On croit, quand on parle du sacrement de mariage, qu'il suffit de parler
du Christ épousant l'humanité, nous en reparlerons. Mais d'abord le Christ
est un avec son Père. L'union la plus intime, la plus personnelle est l'union
du Fils avec le Père, du Christ avec notre Dieu. Le Christ révèle Dieu,
mais sans en violer le mystère intime. Il le révèle comme au-delà des mots,
au-delà de ce qu'il en dit, au-delà des gestes qu'il accomplit, au-delà
des oeuvres qu'il fait.
C'est ce Christ, contemplant le Père dans le silence des nuits dans la montagne
et offrant sa vie au Père dans le silence absolu de sa mort.
C'est ce Christ qui, abandonnant tout, jette sa confiance vers ce Père,
au-delà de tout mot, de toute parole, alors qu'il est lui, le Verbe.

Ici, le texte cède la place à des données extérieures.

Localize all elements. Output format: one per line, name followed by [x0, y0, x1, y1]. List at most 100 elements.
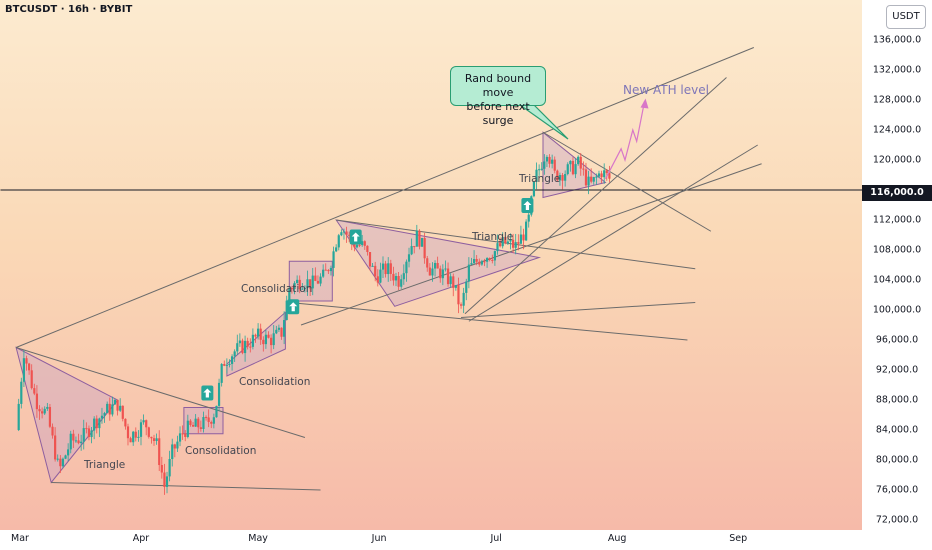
time-axis[interactable]	[0, 530, 932, 550]
candle	[459, 302, 463, 309]
candle	[535, 162, 538, 190]
candle-body	[290, 288, 294, 290]
candle-body	[124, 418, 127, 427]
candle-body	[158, 438, 161, 466]
candle	[28, 362, 31, 375]
candle-body	[262, 339, 265, 345]
candle	[592, 176, 595, 185]
candle-body	[296, 279, 299, 284]
candle-body	[332, 251, 335, 268]
support-line-3	[468, 144, 758, 322]
candle	[46, 402, 49, 411]
candle-body	[306, 279, 309, 289]
candle	[517, 234, 520, 251]
candle	[548, 154, 551, 168]
pattern-label-triangle-1: Triangle	[84, 459, 126, 471]
callout-line-1: Rand bound move	[464, 72, 532, 99]
candle-body	[532, 181, 536, 197]
candle	[80, 434, 83, 451]
candle-body	[72, 433, 75, 441]
candle	[506, 235, 510, 245]
candle	[342, 228, 346, 240]
candle	[106, 401, 109, 414]
candle-body	[173, 444, 176, 449]
candle	[20, 377, 23, 409]
candle	[595, 173, 598, 185]
pattern-label-consolidation-1: Consolidation	[185, 445, 257, 457]
candle-body	[87, 428, 91, 438]
candle-body	[228, 364, 231, 366]
candle	[64, 454, 67, 460]
candle-body	[301, 288, 304, 290]
candle-body	[592, 177, 595, 182]
candle-body	[345, 231, 348, 235]
candle	[340, 229, 343, 237]
breakout-arrow-icon	[287, 299, 300, 315]
candle	[43, 406, 46, 415]
time-tick-sep: Sep	[729, 533, 748, 544]
candle	[462, 287, 465, 314]
candle-body	[283, 320, 286, 337]
candle	[540, 162, 543, 171]
candle	[428, 263, 431, 276]
candle-body	[491, 259, 494, 261]
candle-body	[93, 418, 96, 431]
candle	[478, 258, 481, 267]
candle	[303, 285, 307, 293]
candle-body	[462, 292, 465, 306]
candle-body	[470, 263, 473, 265]
candle-body	[608, 173, 611, 179]
candle-body	[431, 268, 434, 276]
candle-body	[553, 159, 556, 171]
price-axis[interactable]	[862, 0, 932, 550]
currency-button[interactable]: USDT	[886, 5, 926, 29]
time-tick-apr: Apr	[132, 533, 150, 544]
candle	[207, 409, 210, 428]
candle-body	[80, 441, 83, 444]
candle-body	[33, 388, 36, 394]
projection-arrowhead	[640, 98, 649, 109]
candle	[439, 265, 442, 283]
candle	[384, 260, 387, 278]
candle	[402, 264, 405, 285]
candle	[230, 354, 234, 371]
candle-body	[579, 156, 582, 169]
candle-body	[504, 236, 507, 244]
candle	[329, 265, 333, 276]
candle-body	[556, 170, 559, 181]
candle	[600, 170, 603, 183]
candle-body	[535, 169, 538, 182]
candle	[608, 165, 611, 183]
candle	[171, 438, 174, 467]
candle	[522, 228, 525, 250]
candle-body	[168, 459, 171, 477]
candle-body	[467, 264, 470, 282]
candle-body	[459, 304, 463, 306]
ath-label: New ATH level	[623, 83, 709, 97]
candle-body	[605, 170, 608, 174]
candle	[119, 398, 122, 412]
candle	[470, 257, 473, 266]
candle	[332, 246, 335, 277]
candle-body	[397, 276, 400, 287]
candle-body	[43, 408, 46, 414]
candle-body	[298, 279, 301, 290]
candle	[204, 415, 208, 421]
candle	[139, 419, 143, 446]
candle-body	[413, 246, 416, 248]
candle	[433, 260, 437, 277]
candle-body	[322, 269, 325, 277]
callout-line-2: before next surge	[466, 100, 530, 127]
candle	[525, 219, 528, 241]
candle	[327, 269, 330, 275]
candle-body	[392, 273, 395, 281]
candle	[483, 258, 486, 267]
candle	[590, 168, 593, 184]
candle	[264, 329, 268, 349]
candle-body	[420, 238, 424, 247]
candle	[176, 435, 179, 453]
pattern-label-triangle-3: Triangle	[519, 173, 561, 185]
candle-body	[139, 422, 143, 437]
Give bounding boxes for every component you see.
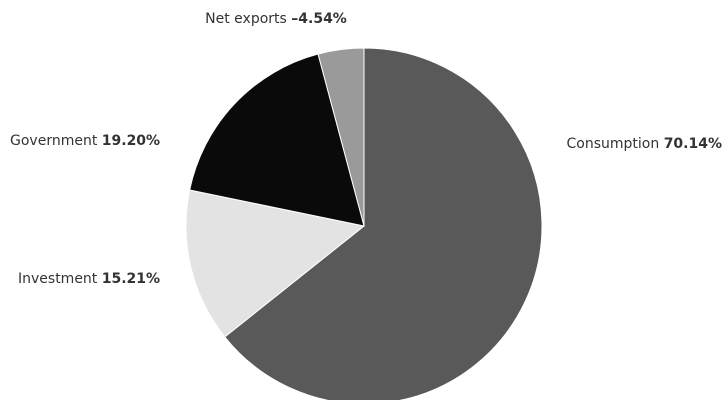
- pie-slices: [185, 47, 543, 400]
- label-government-value: 19.20%: [102, 133, 160, 149]
- label-investment: Investment 15.21%: [18, 271, 160, 287]
- label-government-name: Government: [10, 133, 98, 149]
- label-government: Government 19.20%: [10, 133, 160, 149]
- label-investment-value: 15.21%: [102, 271, 160, 287]
- label-investment-name: Investment: [18, 271, 98, 287]
- label-consumption: Consumption 70.14%: [567, 136, 723, 152]
- label-consumption-value: 70.14%: [664, 136, 722, 152]
- pie-slice-government: [189, 53, 365, 227]
- pie-slice-consumption: [224, 47, 543, 400]
- pie-slice-investment: [185, 189, 366, 338]
- label-net-exports-name: Net exports: [205, 11, 287, 27]
- slice-labels: Net exports –4.54% Government 19.20% Inv…: [10, 11, 722, 287]
- label-net-exports: Net exports –4.54%: [205, 11, 347, 27]
- label-consumption-name: Consumption: [567, 136, 660, 152]
- label-net-exports-value: –4.54%: [291, 11, 347, 27]
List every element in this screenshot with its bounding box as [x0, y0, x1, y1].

Le sacrement de mariage tient d'abord dans cette union intime que le Verbe
incarné révèle, mais qu'il révèle comme jamais terminée, comme inaccessible,
comme au-delà de nos emprises. C'est là où l'exemple du Christ éclaire le
sacrement de mariage.
Le mariage est d'abord la découverte de l'autre, la révélation commune d'un
homme et d'une femme, dans leur propre mystère, dans leur mystère inépuisable,
jamais terminé, qui est leur propre histoire, avec leur libération pour
accéder à la découverte du mystère de l'autre.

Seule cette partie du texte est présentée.